Godard suggests not only an internalized critical approach to the creation of
film/video, or meta-film, but also draws relations between art history and
cinema. Certain scenes depict the ‘staging’ of art history, from Goya to
Rembrandt. The montage displays camera crews webbing through stages of art
history, interacting and moving. Abstract moving-images painted through the
application of tenebriso of a studio,
rather than in 2-Dimensional space. It is in this sense that the
subject-actor-director exists within the artwork rather than as a distant
creator. Though, the staging of the
scene within the studio becomes an abstract(ed) space that is framed by the
lighting equipment (which Godard reveals at the beginning of this montage).

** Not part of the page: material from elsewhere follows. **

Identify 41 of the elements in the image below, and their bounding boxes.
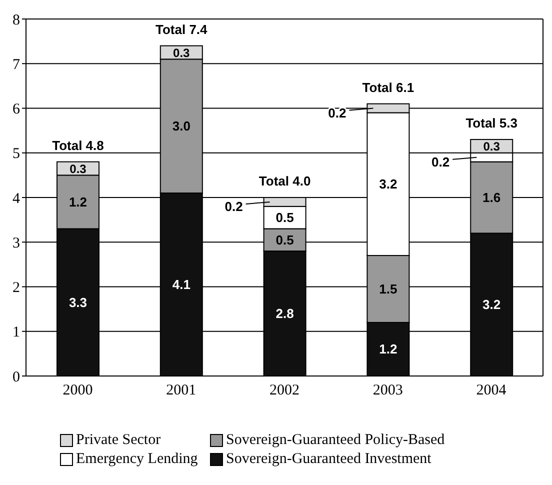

Douglas Morrey reflects on this presentation in the
biography “Jean-Luc Godard”, “Alain Bergala has suggested a kind of visual
noise in Godard’s films… writing about Passion,
he describes “l’ extraordinaire réseau de brouillages et de discordances
calculées” [an extraordinary system of scrambled fragments and calculated
conflicts], that Godard places between us and the images of a very pure beauty
that we find in the film (such as the images of nature and the reproduction of
paintings)” (Morrey, 157). It is in this sense that the scrambled, and
calculated visualization of noise reflects upon the abstracted nature of
Godard’s sequence. The stage actor is alienated from the camera to the radical
extent, playing the role of an immobile subject that has also been abstracted
from the space of the everyday. Though, even within Passion Godard suggests the difficulty of working with active
subjects, commonly displaying the rebellion of workers, actors, and a comedic
reflection on the director attempting to follow uncontrolled environments.
One might be quick to attach a highly alienated subject matter, that of an execution in Goya's "Third of May" (1808) with the alienated actor on the stage (or that of the abstracted studio space)- though, I would argue that Godard is careful in his formal 'staging' within these sequences. Within this particular scene, the camera focuses upon a man who stands in the background without revealing his face, a presence that must not be over looked. The subject within the work covers his eyes, directs them away from both the muskets and the camera- they are redirected from form (reproduction), and redirected into contemplation (artwork). One cannot confront history without revealing (or experiencing) its form of expression.